Nutch hadoop map reduce java heap space outOfMemory

I am running a Nutch 1.16, Hadoop 2.83, Solr 8.5.1 crawler setup that is running fine up to a few million indexed pages. Then I am running into Java Heap Space issues during the MapReduce job and I just cannot seem to find the correct way to up that heap space. I have tried:

Passing -D mapreduce.map.memory.mb=24608 -D mapreduce.map.java.opts=-Xmx24096m when starting nutch crawl.
Editing NUTCH_HOME/bin/crawl commonOptions mapred.child.java.opts to -Xmx16000m
Setting HADOOP_HOME/etc/hadoop/mapred-site.xml mapred.child.java.opts to -Xmx160000m -XX:+UseConcMarkSweepGC
Copying said mapred-site.xml into my nutch/conf folder

None of that seems to change anything. I run into the same Heap Space error at the same point in the crawling process. I have tried reducing the fetcher threads back to 12 from 25 and switching off parsing while fetching. Nothing changed and I am out of ideas. I have 64GB RAM so thats really not an issue. Please help ;)

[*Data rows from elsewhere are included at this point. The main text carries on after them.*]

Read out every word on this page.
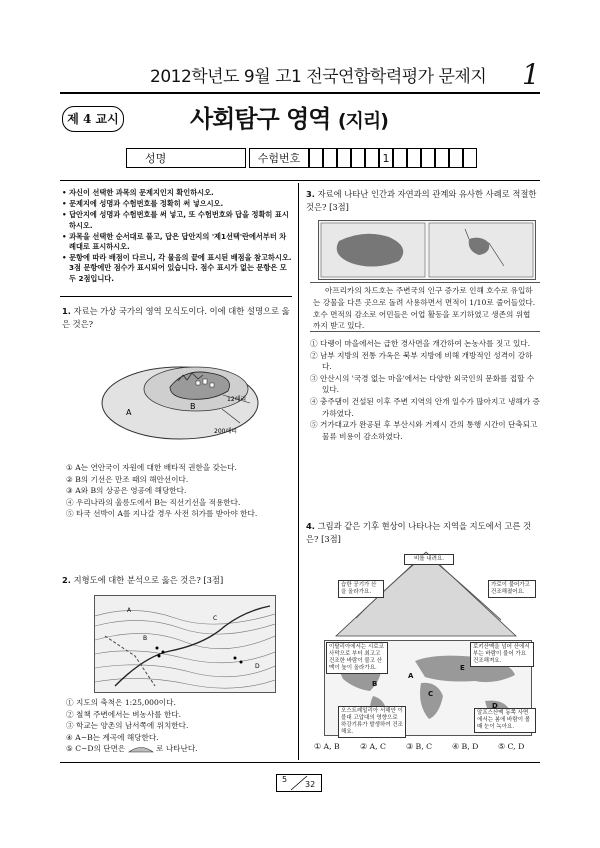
2012학년도 9월 고1 전국연합학력평가 문제지 1
제 4 교시	사회탐구 영역 (지리)
성명	수험번호	1
• 자신이 선택한 과목의 문제지인지 확인하시오.
• 문제지에 성명과 수험번호를 정확히 써 넣으시오.
• 답안지에 성명과 수험번호를 써 넣고, 또 수험번호와 답을 정확히 표시하시오.
• 과목을 선택한 순서대로 풀고, 답은 답안지의 '제1선택'란에서부터 차례대로 표시하시오.
• 문항에 따라 배점이 다르니, 각 물음의 끝에 표시된 배점을 참고하시오. 3점 문항에만 점수가 표시되어 있습니다. 점수 표시가 없는 문항은 모두 2점입니다.
1. 자료는 가상 국가의 영역 모식도이다. 이에 대한 설명으로 옳은 것은?
B
A
12해리
200해리
① A는 연안국이 자원에 대한 배타적 권한을 갖는다.
② B의 기선은 만조 때의 해안선이다.
③ A와 B의 상공은 영공에 해당한다.
④ 우리나라의 울릉도에서 B는 직선기선을 적용한다.
⑤ 타국 선박이 A를 지나갈 경우 사전 허가를 받아야 한다.
2. 지형도에 대한 분석으로 옳은 것은? [3점]
A
B
C
D
① 지도의 축척은 1:25,000이다.
② 철책 주변에서는 벼농사를 한다.
③ 학교는 양촌의 남서쪽에 위치한다.
④ A~B는 계곡에 해당한다.
⑤ C~D의 단면은	로 나타난다.
3. 자료에 나타난 인간과 자연과의 관계와 유사한 사례로 적절한 것은? [3점]
아프리카의 차드호는 주변국의 인구 증가로 인해 호수로 유입하는 강물을 다른 곳으로 돌려 사용하면서 면적이 1/10로 줄어들었다. 호수 면적의 감소로 어민들은 어업 활동을 포기하였고 생존의 위협까지 받고 있다.
① 다랭이 마을에서는 급한 경사면을 개간하여 논농사를 짓고 있다.
② 남부 지방의 전통 가옥은 북부 지방에 비해 개방적인 성격이 강하다.
③ 안산시의 '국경 없는 마을'에서는 다양한 외국인의 문화를 접할 수 있다.
④ 충주댐이 건설된 이후 주변 지역의 안개 일수가 많아지고 냉해가 증가하였다.
⑤ 거가대교가 완공된 후 부산시와 거제시 간의 통행 시간이 단축되고 물류 비용이 감소하였다.
4. 그림과 같은 기후 현상이 나타나는 지역을 지도에서 고른 것은? [3점]
비를 내려요.
습한 공기가 산을 올라가요.
가로이 불어가고 건조해졌어요.
이탈리아에서는 시로코 사막으로 부터 최고고 건조한 바람이 불고 산맥이 높이 올라가요.
로키산맥을 넘어 산에서 부는 바람이 불어 가요 건조해져요.
오스트레일리아 서해안 이블대 고압대의 영향으로 하강기류가 발생하여 건조해요.
알프스산맥 동쪽 사면에서는 봄에 바람이 볼 때 눈이 녹아요.
A
B
C
D
E
① A, B	② A, C	③ B, C	④ B, D	⑤ C, D
5
32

EDIT: fixed filename to mapred-site.xml

Solution

Passing -D ...

The heap space needs to be set also for the reduce task using "mapreduce.reduce.memory.mb" and "mapreduce.reduce.java.opts". Note that the script bin/crawl was recently improved in this regard, see NUTCH-2501 and the recent bin/crawl script.

3./4. Setting/copying hadoop-site.xml

Shouldn't this be set in "mapred-site.xml"?